The National Basketball Association plans to break a new barrier for U.S. sports leagues by streaming live games to local markets on the Web.
According to a story published Monday by the Sports Business Journal, the NBA plans to negotiate contracts for its member teams so they can stream live games to targeted local online audiences this fall. Bill Koenig, executive vice president of business affairs, told the industry publication: "We hope to have a model in place this season. Our opening up of the rights will certainly be done."
The rights Koenig referred to have been a sticky issue since the advent of streaming video and the rush of sports fans to the Internet. Cable operators and regional sports networks hold various exclusive rights to broadcast live games via network TV, cable, radio, and satellite; and they haven't wanted to see the Internet cannibalize their prime-time business by allowing anyone to access games on demand.

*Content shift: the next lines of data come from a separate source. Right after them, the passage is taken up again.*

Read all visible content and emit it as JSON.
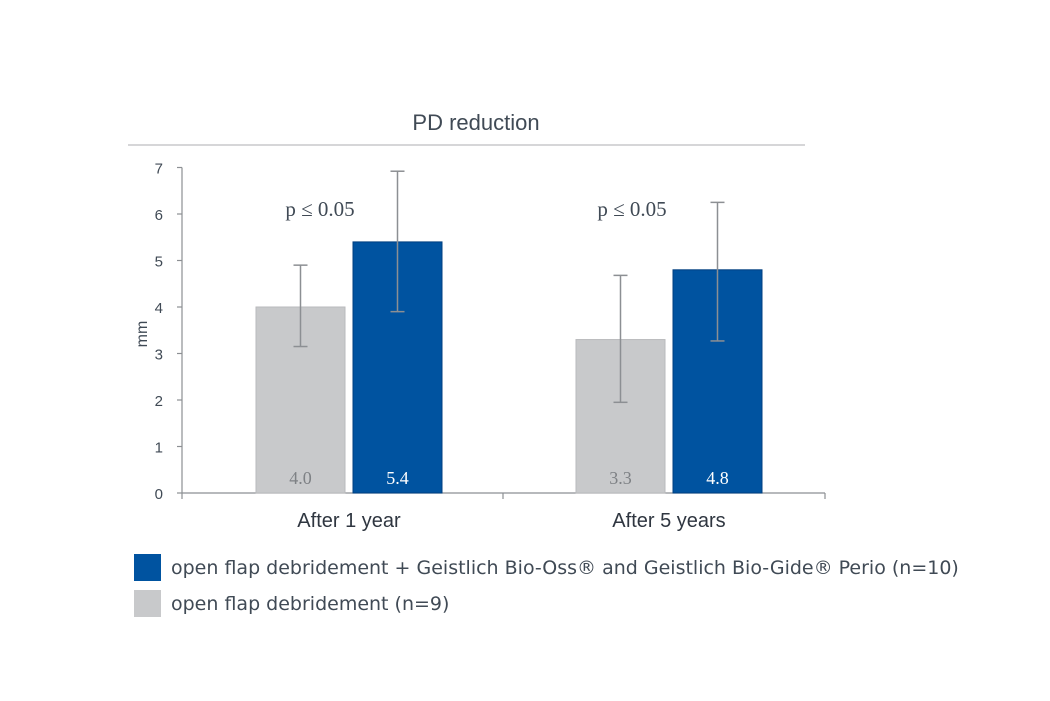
{
  "chart_data": {
    "type": "bar",
    "title": "PD reduction",
    "ylabel": "mm",
    "xlabel": "",
    "ylim": [
      0,
      7
    ],
    "yticks": [
      "0",
      "1",
      "2",
      "3",
      "4",
      "5",
      "6",
      "7"
    ],
    "categories": [
      "After 1 year",
      "After 5 years"
    ],
    "series": [
      {
        "name": "open flap debridement (n=9)",
        "color": "#c8c9cb",
        "values": [
          4.0,
          3.3
        ],
        "labels": [
          "4.0",
          "3.3"
        ],
        "err_low": [
          3.15,
          1.95
        ],
        "err_high": [
          4.9,
          4.68
        ]
      },
      {
        "name": "open flap debridement + Geistlich Bio-Oss® and Geistlich Bio-Gide® Perio (n=10)",
        "color": "#0053a0",
        "values": [
          5.4,
          4.8
        ],
        "labels": [
          "5.4",
          "4.8"
        ],
        "err_low": [
          3.9,
          3.27
        ],
        "err_high": [
          6.92,
          6.25
        ]
      }
    ],
    "annotations": [
      "p ≤  0.05",
      "p ≤ 0.05"
    ],
    "legend_order": [
      1,
      0
    ],
    "legend_position": "bottom-left",
    "grid": false
  }
}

The NBA, according to the story, has authorized its teams to introduce live local streaming on their Web sites for the fall season. Details are still unclear; but in theory, Boston residents would be able to watch the Boston Celtics game on the team's Web site.
The NBA reportedly plans to use geo-targeting technology to block out-of-market visitors to the site, so those people would still need to watch it on a national cable station.
The NBA is reportedly still working out the details on whether games would be streamed for free, with advertisements, or even on which sites they would be shown. It is also dealing with rights issues and potential pushback from regional sports networks.